Kemudian dia mengeliminasi upacara selametan karena merupakan perbuatan bid’ah dan juga pengkeramatan kuburan Orang Suci dengan meminta restu dari roh orang yang meninggal karena akan membawa kemusyrikan (penyekutuan Tuhan). Mengenai tahlil dan talqin, menurutnya, hal itu merupakan upacara mengada-ada (bid’ah). Ia juga menentang kepercavaan pada jimat yang sering dipercaya oleh orang-orang Keraton maupun daerah pedesaan, yang menurutnya akan mengakibatkan kemusyrikan.
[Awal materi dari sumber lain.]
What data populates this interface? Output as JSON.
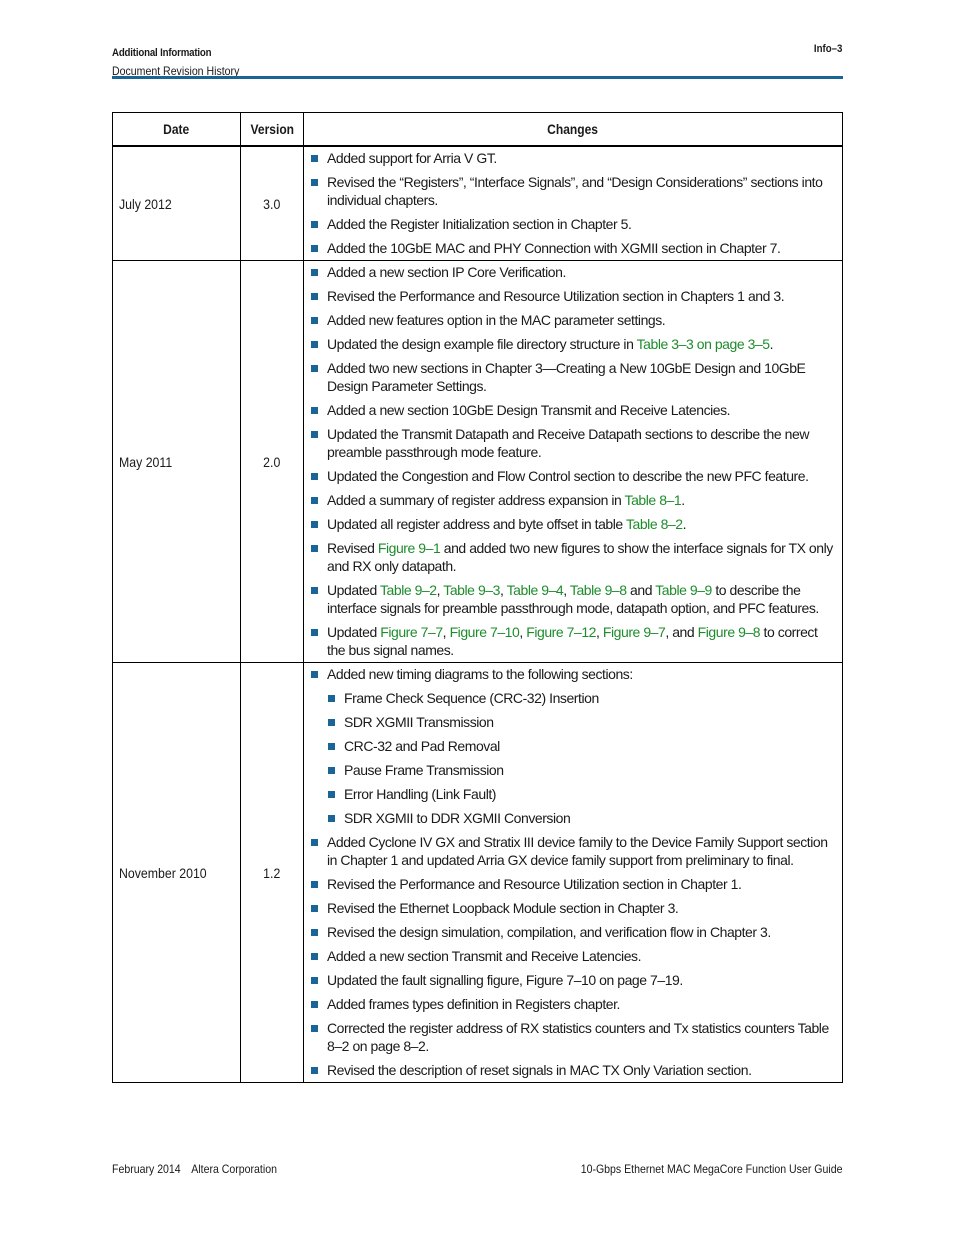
{
  "header": {
    "section": "Additional Information",
    "subsection": "Document Revision History",
    "page": "Info–3",
    "rule_color": "#1a6496"
  },
  "table": {
    "columns": [
      "Date",
      "Version",
      "Changes"
    ],
    "rows": [
      {
        "date": "July 2012",
        "version": "3.0",
        "changes": [
          {
            "parts": [
              {
                "t": "Added support for Arria V GT."
              }
            ]
          },
          {
            "parts": [
              {
                "t": "Revised the “Registers”, “Interface Signals”, and “Design Considerations” sections into individual chapters."
              }
            ]
          },
          {
            "parts": [
              {
                "t": "Added the Register Initialization section in Chapter 5."
              }
            ]
          },
          {
            "parts": [
              {
                "t": "Added the 10GbE MAC and PHY Connection with XGMII section in Chapter 7."
              }
            ]
          }
        ]
      },
      {
        "date": "May 2011",
        "version": "2.0",
        "changes": [
          {
            "parts": [
              {
                "t": "Added a new section IP Core Verification."
              }
            ]
          },
          {
            "parts": [
              {
                "t": "Revised the Performance and Resource Utilization section in Chapters 1 and 3."
              }
            ]
          },
          {
            "parts": [
              {
                "t": "Added new features option in the MAC parameter settings."
              }
            ]
          },
          {
            "parts": [
              {
                "t": "Updated the design example file directory structure in "
              },
              {
                "t": "Table 3–3 on page 3–5",
                "link": true
              },
              {
                "t": "."
              }
            ]
          },
          {
            "parts": [
              {
                "t": "Added two new sections in Chapter 3—Creating a New 10GbE Design and 10GbE Design Parameter Settings."
              }
            ]
          },
          {
            "parts": [
              {
                "t": "Added a new section 10GbE Design Transmit and Receive Latencies."
              }
            ]
          },
          {
            "parts": [
              {
                "t": "Updated the Transmit Datapath and Receive Datapath sections to describe the new preamble passthrough mode feature."
              }
            ]
          },
          {
            "parts": [
              {
                "t": "Updated the Congestion and Flow Control section to describe the new PFC feature."
              }
            ]
          },
          {
            "parts": [
              {
                "t": "Added a summary of register address expansion in "
              },
              {
                "t": "Table 8–1",
                "link": true
              },
              {
                "t": "."
              }
            ]
          },
          {
            "parts": [
              {
                "t": "Updated all register address and byte offset in table "
              },
              {
                "t": "Table 8–2",
                "link": true
              },
              {
                "t": "."
              }
            ]
          },
          {
            "parts": [
              {
                "t": "Revised "
              },
              {
                "t": "Figure 9–1",
                "link": true
              },
              {
                "t": " and added two new figures to show the interface signals for TX only and RX only datapath."
              }
            ]
          },
          {
            "parts": [
              {
                "t": "Updated "
              },
              {
                "t": "Table 9–2",
                "link": true
              },
              {
                "t": ", "
              },
              {
                "t": "Table 9–3",
                "link": true
              },
              {
                "t": ", "
              },
              {
                "t": "Table 9–4",
                "link": true
              },
              {
                "t": ", "
              },
              {
                "t": "Table 9–8",
                "link": true
              },
              {
                "t": " and "
              },
              {
                "t": "Table 9–9",
                "link": true
              },
              {
                "t": " to describe the interface signals for preamble passthrough mode, datapath option, and PFC features."
              }
            ]
          },
          {
            "parts": [
              {
                "t": "Updated "
              },
              {
                "t": "Figure 7–7",
                "link": true
              },
              {
                "t": ", "
              },
              {
                "t": "Figure 7–10",
                "link": true
              },
              {
                "t": ", "
              },
              {
                "t": "Figure 7–12",
                "link": true
              },
              {
                "t": ", "
              },
              {
                "t": "Figure 9–7",
                "link": true
              },
              {
                "t": ", and "
              },
              {
                "t": "Figure 9–8",
                "link": true
              },
              {
                "t": " to correct the bus signal names."
              }
            ]
          }
        ]
      },
      {
        "date": "November 2010",
        "version": "1.2",
        "changes": [
          {
            "parts": [
              {
                "t": "Added new timing diagrams to the following sections:"
              }
            ],
            "sub": [
              "Frame Check Sequence (CRC-32) Insertion",
              "SDR XGMII Transmission",
              "CRC-32 and Pad Removal",
              "Pause Frame Transmission",
              "Error Handling (Link Fault)",
              "SDR XGMII to DDR XGMII Conversion"
            ]
          },
          {
            "parts": [
              {
                "t": "Added Cyclone IV GX and Stratix III device family to the Device Family Support section in Chapter 1 and updated Arria GX device family support from preliminary to final."
              }
            ]
          },
          {
            "parts": [
              {
                "t": "Revised the Performance and Resource Utilization section in Chapter 1."
              }
            ]
          },
          {
            "parts": [
              {
                "t": "Revised the Ethernet Loopback Module section in Chapter 3."
              }
            ]
          },
          {
            "parts": [
              {
                "t": "Revised the design simulation, compilation, and verification flow in Chapter 3."
              }
            ]
          },
          {
            "parts": [
              {
                "t": "Added a new section Transmit and Receive Latencies."
              }
            ]
          },
          {
            "parts": [
              {
                "t": "Updated the fault signalling figure, Figure 7–10 on page 7–19."
              }
            ]
          },
          {
            "parts": [
              {
                "t": "Added frames types definition in Registers chapter."
              }
            ]
          },
          {
            "parts": [
              {
                "t": "Corrected the register address of RX statistics counters and Tx statistics counters Table 8–2 on page 8–2."
              }
            ]
          },
          {
            "parts": [
              {
                "t": "Revised the description of reset signals in MAC TX Only Variation section."
              }
            ]
          }
        ]
      }
    ]
  },
  "footer": {
    "date": "February 2014",
    "company": "Altera Corporation",
    "title": "10-Gbps Ethernet MAC MegaCore Function User Guide"
  },
  "colors": {
    "bullet": "#1a6496",
    "link": "#1e8c2c"
  }
}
Mendirikan Perserikatan Muhammadiyah Sebelum mendirikan Organisasi Muhammadiyah, K.H. Ahmad Dahlan aktif di berbagai perkumpulan, seperti Al-Jami’at Al-Khairiyyah (organisasi masyarakat Arab di Indonesia), Budi Utomo dan Sarekat Islam. Ia termasuk salah seorang ulama yang mula-mula mengajar agama Islam di Sekolah Negeri, seperti Sekolah Guru (Kweekschool) di Jetis Yogyakarta dan OSVIA di Magelang.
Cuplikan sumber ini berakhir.